Was teuer werden kann: 5100 € Schadenersatz zzgl. 5100 € Schmerzensgeld für 17 geklaute Fachartikel OLG Frankfurt/Main, Urt. v. 4.5.2004, Az: 11 U 6/02 und 11 U 11/03


----------



## Aaron (24 Oktober 2004)

..


----------



## sascha (24 Oktober 2004)

Dann war das Wort vermutlich markengeschützt, was?


----------



## dotshead (24 Oktober 2004)

sascha schrieb:
			
		

> Grundlage der Beurteilungskriterien der Aktion sind die gesetzlichen Mindestanforderungen, die ein Dialer-Anbieter insbesondere nach dem Mehrwertdienste-Gesetz von 2003 zu befolgen hat. Unter allen Teilnehmern, die ein überteuertes oder sogar illegales Einwahlprogramm aufgespürt haben, werden Preise verlost.





			
				seekport schrieb:
			
		

> Diese Aktion richtet sich gegen illegale Einwahlprogramme, also gerade solche, die sich verdeckt einwählen, den Nutzer über Kosten im unklaren lassen oder völlig überteuerte Gebühren erheben



Finde den Widerspruch in den Aussagen? Die Aussage von seekport sagt klar aus, dass die Suche gegen illegale Dialer geht. Das heisst: Installation unbemerkt, keine Kosten im zumindest 3. OK-Fenster oder Gebühren, die über die gesetzlichen Forderungen von 30 Eur/Einwahl bzw. 2,00 Eur/Min hinausgehen.

Viel Spass beim Finden.


----------



## Dino (24 Oktober 2004)

Schnorrer und Dumpfbacke....Nomen est omen...naja...

Beispiele für geklauten Content gibt es genug. Eines, bei dem es um Gedichte ging, brachte das Foren-Mitglied vonni auf den Tisch. Was aus dem Thread

http://forum.computerbetrug.de/viewtopic.php?t=6525

zunächst nicht ganz deutlich wird, relativierte sich nach einigem PN-Wechsel und Recherchen auf der Dialerseite und der von vonni. Praktisch unverändert übernommene unfangreiche Texte und das Ganze gipfelte dann darin, dass man sogar den Namen von vonni und einigen ihrer Gedichte-Lieferanten in die Dialerseite einfließen ließ.

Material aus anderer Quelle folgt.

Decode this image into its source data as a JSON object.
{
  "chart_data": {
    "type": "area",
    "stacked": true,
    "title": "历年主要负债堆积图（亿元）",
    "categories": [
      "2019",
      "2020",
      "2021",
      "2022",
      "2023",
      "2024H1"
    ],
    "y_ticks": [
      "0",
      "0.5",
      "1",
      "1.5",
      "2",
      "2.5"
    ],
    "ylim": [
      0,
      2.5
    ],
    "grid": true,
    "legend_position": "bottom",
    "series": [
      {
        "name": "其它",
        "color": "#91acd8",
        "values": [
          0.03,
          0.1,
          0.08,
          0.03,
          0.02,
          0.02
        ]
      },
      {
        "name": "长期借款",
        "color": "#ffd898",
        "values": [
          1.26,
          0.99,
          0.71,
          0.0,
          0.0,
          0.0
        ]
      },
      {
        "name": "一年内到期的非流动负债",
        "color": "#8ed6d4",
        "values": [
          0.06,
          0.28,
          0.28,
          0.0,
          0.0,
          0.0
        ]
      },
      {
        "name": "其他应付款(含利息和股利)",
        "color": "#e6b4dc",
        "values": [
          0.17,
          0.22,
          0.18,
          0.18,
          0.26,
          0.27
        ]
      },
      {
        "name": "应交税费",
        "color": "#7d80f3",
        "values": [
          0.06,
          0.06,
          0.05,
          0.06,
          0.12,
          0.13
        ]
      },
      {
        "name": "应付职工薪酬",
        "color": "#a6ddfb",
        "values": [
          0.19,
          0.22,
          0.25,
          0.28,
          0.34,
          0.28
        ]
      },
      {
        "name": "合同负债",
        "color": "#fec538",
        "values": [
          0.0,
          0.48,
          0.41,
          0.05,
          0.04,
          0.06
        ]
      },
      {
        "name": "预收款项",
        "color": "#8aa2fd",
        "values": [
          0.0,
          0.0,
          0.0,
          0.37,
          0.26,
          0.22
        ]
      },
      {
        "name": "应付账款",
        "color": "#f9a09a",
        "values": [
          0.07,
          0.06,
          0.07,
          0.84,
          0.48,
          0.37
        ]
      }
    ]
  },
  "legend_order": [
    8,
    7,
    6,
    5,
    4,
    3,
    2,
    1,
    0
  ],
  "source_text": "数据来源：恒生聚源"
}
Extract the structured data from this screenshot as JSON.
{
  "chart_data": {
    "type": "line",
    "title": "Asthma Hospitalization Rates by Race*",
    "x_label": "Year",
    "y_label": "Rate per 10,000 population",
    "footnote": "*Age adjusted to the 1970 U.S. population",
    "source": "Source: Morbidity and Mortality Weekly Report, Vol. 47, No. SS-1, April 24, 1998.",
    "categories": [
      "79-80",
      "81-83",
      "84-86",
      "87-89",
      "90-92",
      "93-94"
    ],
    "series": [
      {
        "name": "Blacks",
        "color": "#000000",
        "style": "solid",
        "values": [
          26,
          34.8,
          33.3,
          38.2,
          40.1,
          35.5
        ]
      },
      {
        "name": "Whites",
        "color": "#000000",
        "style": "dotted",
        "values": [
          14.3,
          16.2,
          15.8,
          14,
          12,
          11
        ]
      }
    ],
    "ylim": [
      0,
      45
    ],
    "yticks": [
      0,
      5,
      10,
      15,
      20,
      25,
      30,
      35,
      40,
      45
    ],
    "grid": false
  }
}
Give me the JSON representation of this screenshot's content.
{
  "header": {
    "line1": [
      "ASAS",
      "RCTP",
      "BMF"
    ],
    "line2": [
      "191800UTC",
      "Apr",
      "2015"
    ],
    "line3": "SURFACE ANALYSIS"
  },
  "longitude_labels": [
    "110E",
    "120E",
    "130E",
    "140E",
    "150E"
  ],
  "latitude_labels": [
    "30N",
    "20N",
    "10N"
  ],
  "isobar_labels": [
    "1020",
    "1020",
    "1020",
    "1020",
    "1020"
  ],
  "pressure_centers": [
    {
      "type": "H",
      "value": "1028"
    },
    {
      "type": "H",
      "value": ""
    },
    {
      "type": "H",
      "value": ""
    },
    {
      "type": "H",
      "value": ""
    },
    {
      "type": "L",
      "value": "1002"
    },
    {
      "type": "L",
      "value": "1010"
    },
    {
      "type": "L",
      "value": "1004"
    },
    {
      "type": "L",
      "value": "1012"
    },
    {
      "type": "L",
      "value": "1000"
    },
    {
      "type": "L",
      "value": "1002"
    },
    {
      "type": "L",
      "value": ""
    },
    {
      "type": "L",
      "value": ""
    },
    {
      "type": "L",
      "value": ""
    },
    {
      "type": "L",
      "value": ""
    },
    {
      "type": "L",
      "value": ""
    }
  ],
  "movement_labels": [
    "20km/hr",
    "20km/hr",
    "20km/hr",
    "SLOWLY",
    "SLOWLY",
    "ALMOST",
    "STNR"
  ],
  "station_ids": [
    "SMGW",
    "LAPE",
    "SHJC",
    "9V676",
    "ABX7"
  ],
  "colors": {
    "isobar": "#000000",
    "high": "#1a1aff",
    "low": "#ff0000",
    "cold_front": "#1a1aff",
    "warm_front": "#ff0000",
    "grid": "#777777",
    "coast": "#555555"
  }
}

Neenee, Freunde, das Geschäftsprinzip ist nur auf in jedwede Hinsicht rücksichtslose Gewinn-Maximierung ausgelegt. Die Zeiten, in denen ich dem Dialer ein Existenzrecht als sinnvolles Abrechnungssystem zugestanden habe und von ein paar schwarzen Schafen, die es nunmal in allen Bereichen gibt, ausgegangen bin, sind ein für alle Mal passé. Das, was ich in der langen Zeit, in der ich mich hier im Forum aktiv engagiere und mit dem Thema auseinandersetze, kennenlernen durfte, war mehr als ausreichend, um meine Meinung grundsätzlich zu revidieren. Dialer gehören weg! Punkt!

Wer dennoch solche Geldvernichter für den Erhalt von wie auch immer geartetem Content nutzen will, soll es von mir aus tun. Aber alle anderen,  sollen schon noch die Chance haben, ihre Google-Suche effektiv durchführen zu können. ohne sich bei jedem Suchbegriff Ewigkeiten durch einen Wust von Dialerseiten zu klicken. Da kann der Googlefilter nur sinnvoll sein. Ich hoffe, dass Google den Machern entsprechende Beachtung schenkt und ein solches Tool als Option in die Suchmaschine integriert - am besten per Default. Wer meint, via Dialer das zu bekommen, was er braucht, der kann Dialerseiten ja per Opt-In  freischalten.


----------



## Anonymous (24 Oktober 2004)

Robin Hood schrieb:
			
		

> Die Aussage von seekport sagt klar aus, dass die Suche gegen illegale Dialer geht.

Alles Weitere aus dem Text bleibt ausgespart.